I have already cast my vote via mail-in ballot for this year’s presidential election, and I checked to make sure it was accepted. I’m grateful that I wasn’t faced with any extenuating circumstance to prevent me from doing so, but unfortunately, I fear I’m in the minority. All over the country there are states that seem to be going out of their way to make it difficult for people to vote… in the middle of a raging pandemic! There are many ways they attempt to suppress the vote. A really good, comprehensive docu-movie on this is “All In: The Fight for Democracy” now streaming on Amazon Prime.

All In: The Fight for Democracy

Here’s a PSA:

IF YOU HAVEN’T ALREADY MAILED YOUR BALLOT IN, IT’S TOO LATE TO DO SO NOW. YOU MUST TAKE IT TO YOUR POLLING PLACE ON ELECTION DAY, DROP IT IN ONE OF THE OFFICIAL BALLOT BOXES IN YOUR CITY, OR TAKE IT DIRECTLY TO YOUR COUNTY CLERK’S OFFICE.

The lines are long, the road blocks are many, and I know you may be tired, but we must be willing to go out of our way, and vote by any means necessary. The populace of the people must prevail.

Voting lines 2020

I don’t know about you, but I’m not interested in going back 50 years. I remember having to be escorted to my de-segregated school in the second grade, being taken into “custody” for a crime I hadn’t committed when I was 13, being spit on when I was 16, and these are just some of the overt incidences.
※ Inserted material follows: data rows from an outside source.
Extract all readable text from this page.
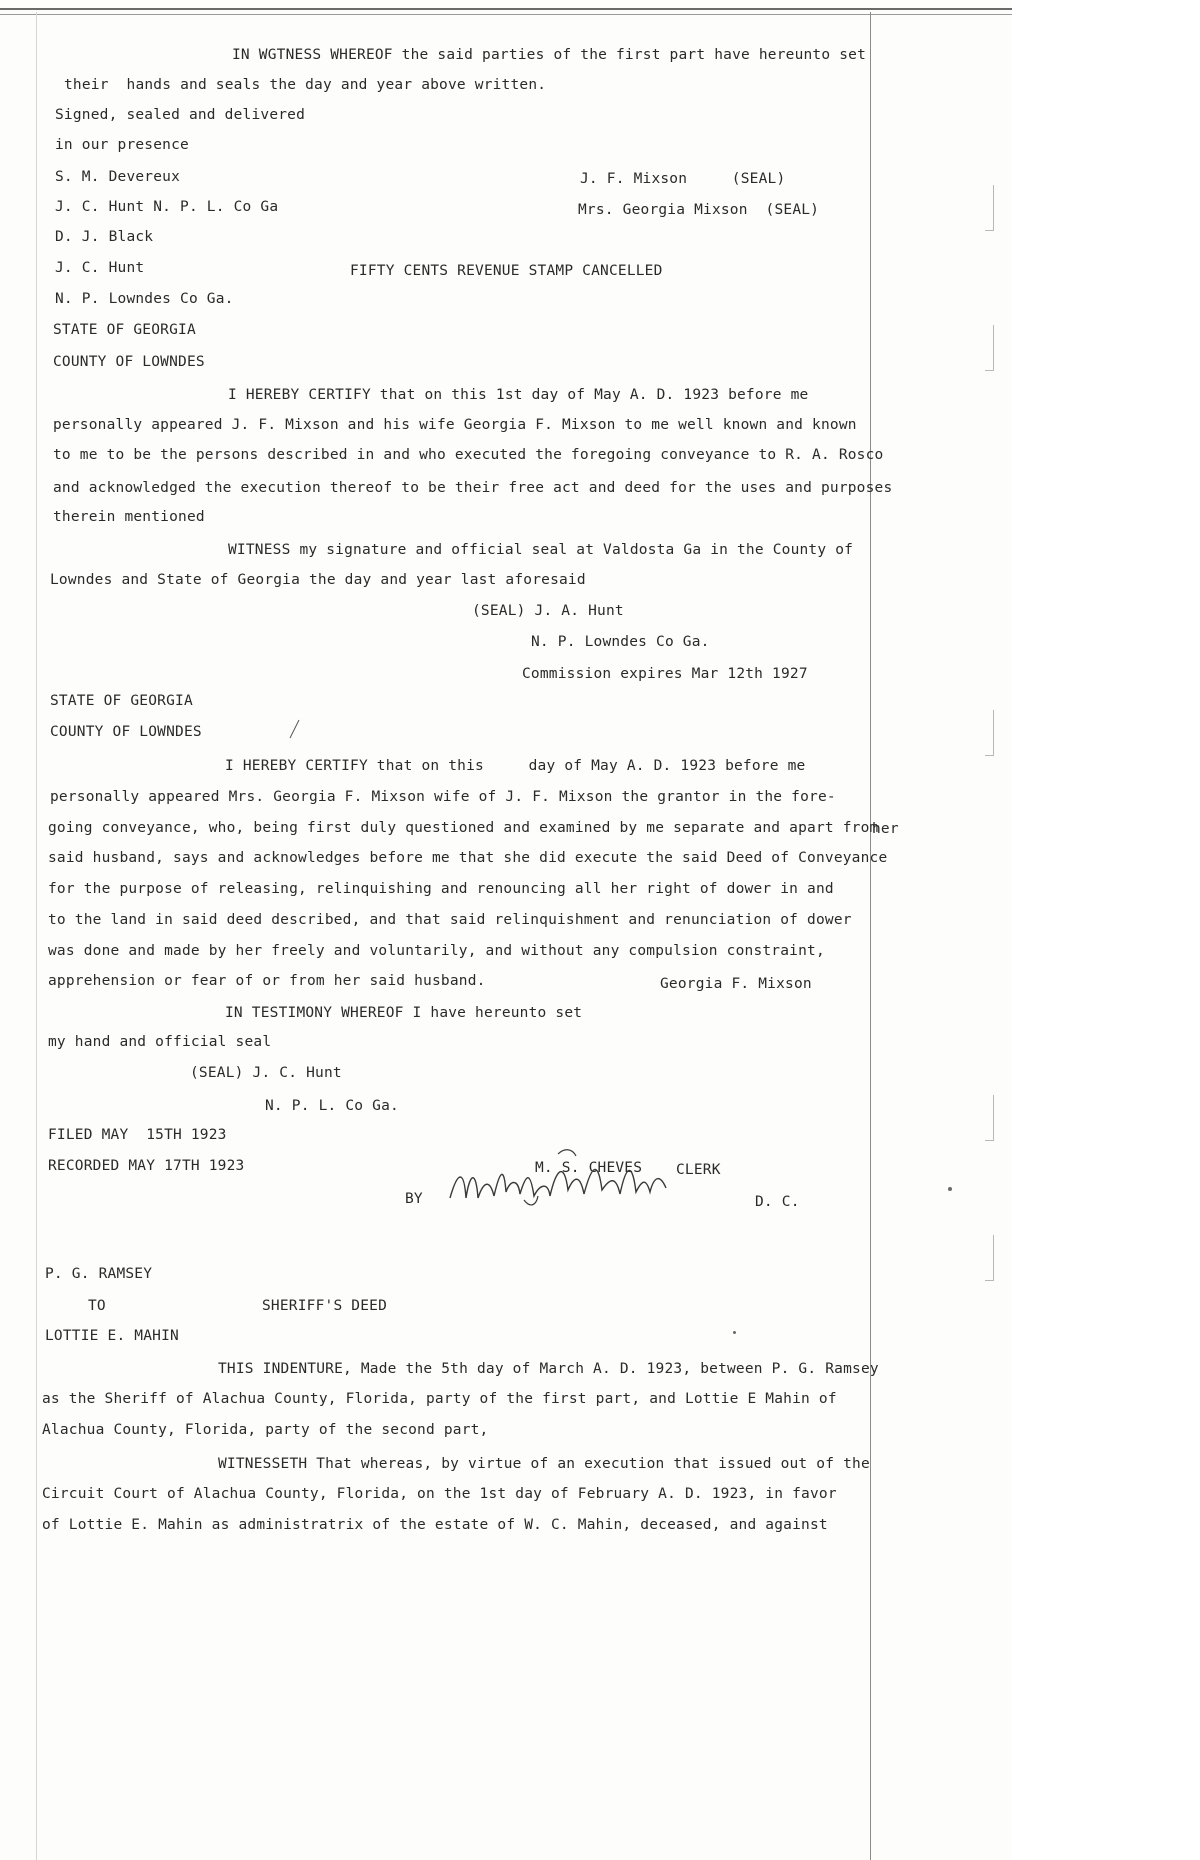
IN WGTNESS WHEREOF the said parties of the first part have hereunto set
their  hands and seals the day and year above written.
Signed, sealed and delivered
in our presence
S. M. Devereux	J. F. Mixson     (SEAL)
J. C. Hunt N. P. L. Co Ga	Mrs. Georgia Mixson  (SEAL)
D. J. Black
J. C. Hunt	FIFTY CENTS REVENUE STAMP CANCELLED
N. P. Lowndes Co Ga.
STATE OF GEORGIA
COUNTY OF LOWNDES
I HEREBY CERTIFY that on this 1st day of May A. D. 1923 before me
personally appeared J. F. Mixson and his wife Georgia F. Mixson to me well known and known
to me to be the persons described in and who executed the foregoing conveyance to R. A. Rosco
and acknowledged the execution thereof to be their free act and deed for the uses and purposes
therein mentioned
WITNESS my signature and official seal at Valdosta Ga in the County of
Lowndes and State of Georgia the day and year last aforesaid
(SEAL) J. A. Hunt
N. P. Lowndes Co Ga.
Commission expires Mar 12th 1927
STATE OF GEORGIA
COUNTY OF LOWNDES
I HEREBY CERTIFY that on this     day of May A. D. 1923 before me
personally appeared Mrs. Georgia F. Mixson wife of J. F. Mixson the grantor in the fore-
going conveyance, who, being first duly questioned and examined by me separate and apart from
her
said husband, says and acknowledges before me that she did execute the said Deed of Conveyance
for the purpose of releasing, relinquishing and renouncing all her right of dower in and
to the land in said deed described, and that said relinquishment and renunciation of dower
was done and made by her freely and voluntarily, and without any compulsion constraint,
apprehension or fear of or from her said husband.	Georgia F. Mixson
IN TESTIMONY WHEREOF I have hereunto set
my hand and official seal
(SEAL) J. C. Hunt
N. P. L. Co Ga.
FILED MAY  15TH 1923
RECORDED MAY 17TH 1923	M. S. CHEVES CLERK
BY	D. C.
P. G. RAMSEY
TO	SHERIFF'S DEED
LOTTIE E. MAHIN
THIS INDENTURE, Made the 5th day of March A. D. 1923, between P. G. Ramsey
as the Sheriff of Alachua County, Florida, party of the first part, and Lottie E Mahin of
Alachua County, Florida, party of the second part,
WITNESSETH That whereas, by virtue of an execution that issued out of the
Circuit Court of Alachua County, Florida, on the 1st day of February A. D. 1923, in favor
of Lottie E. Mahin as administratrix of the estate of W. C. Mahin, deceased, and against
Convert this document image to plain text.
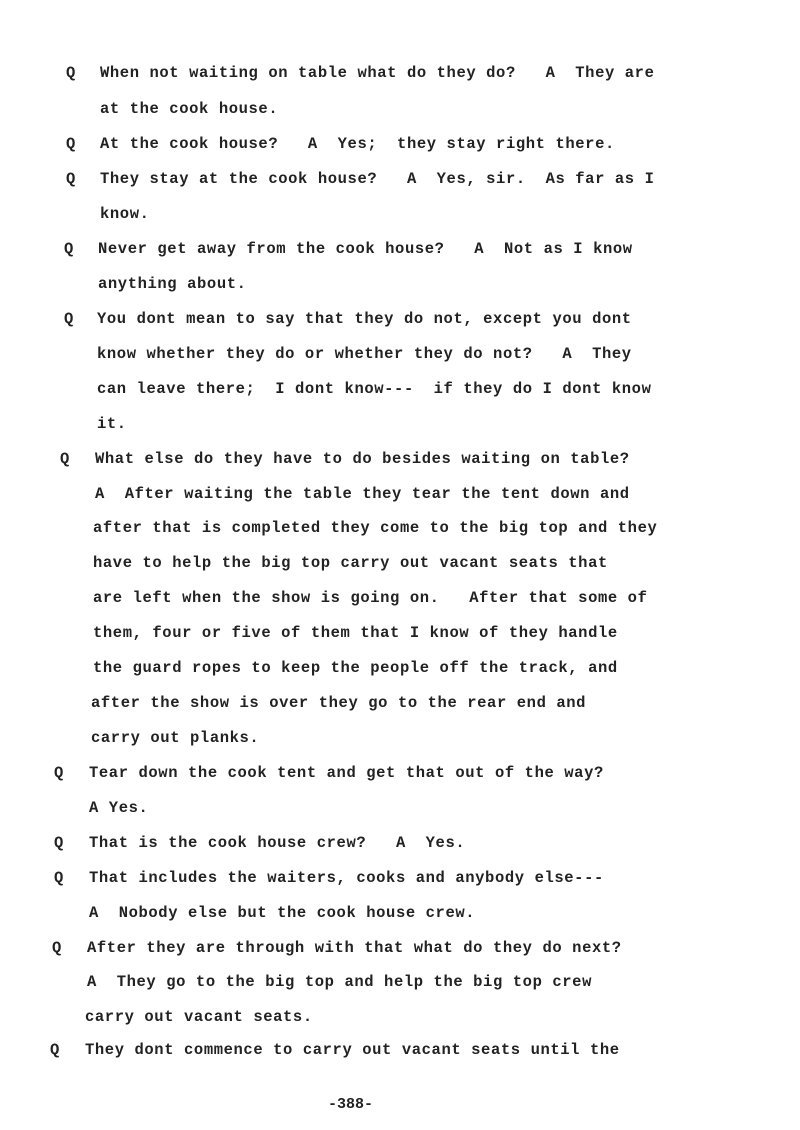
Q When not waiting on table what do they do?   A  They are
at the cook house.
Q At the cook house?   A  Yes;  they stay right there.
Q They stay at the cook house?   A  Yes, sir.  As far as I
know.
Q Never get away from the cook house?   A  Not as I know
anything about.
Q You dont mean to say that they do not, except you dont
know whether they do or whether they do not?   A  They
can leave there;  I dont know---  if they do I dont know
it.
Q What else do they have to do besides waiting on table?
A  After waiting the table they tear the tent down and
after that is completed they come to the big top and they
have to help the big top carry out vacant seats that
are left when the show is going on.   After that some of
them, four or five of them that I know of they handle
the guard ropes to keep the people off the track, and
after the show is over they go to the rear end and
carry out planks.
Q Tear down the cook tent and get that out of the way?
A Yes.
Q That is the cook house crew?   A  Yes.
Q That includes the waiters, cooks and anybody else---
A  Nobody else but the cook house crew.
Q After they are through with that what do they do next?
A  They go to the big top and help the big top crew
carry out vacant seats.
Q They dont commence to carry out vacant seats until the
-388-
I won’t go into all the times I was called out my name, refused or delayed service or followed in a store, turned down for a job, turned down for a loan or received a higher interest rate because even though my credit was excellent, I was still considered “a high risk”. I will do whatever I have to do, to keep from having to “go back” to any of that ever again. If you agree, please VOTE as if your life, rights and livelihood depend on it… because they do. But at the end of the day, I’m a Christian, and I believe, no matter what, God’s got me, and “no weapon formed against me shall prosper.” Isaiah 54:17

10 thoughts on “Going Out of Your Way to VOTE!”

  1. Latonya Surice Jordan-Smith

    Love your commentary, Ingrid. This year is so incredibly important! Our value system is on the line as a country and a people. Keep sharing. We’re listening…. and I voted too! In fact, my entire household did the work to educate themselves about all the candidates, propositions and judges to cast an informed and intentional vote. I hope others commit to do the same, not just for this election but for all of them locally, statewide and nationally. It matters!!

    1. Ingrid Bohannon

      Well-said my friend! And thank you so much for supporting the blog. When this and COVID is all over and done with, we will be long overdue to go out for a drink, haha!!! Take care :)xo

  2. So vote for voting’s sake. Vote because you can and because you are able; secure in the knowledge that this most sacred of rights you exercise on your behalf and on behalf of those who gave so much to secure that right for you, will bring all of us closer to that day when all are equally free and the raging rapids of liberty finally reduce the rocks of injustice to mere shifting sand.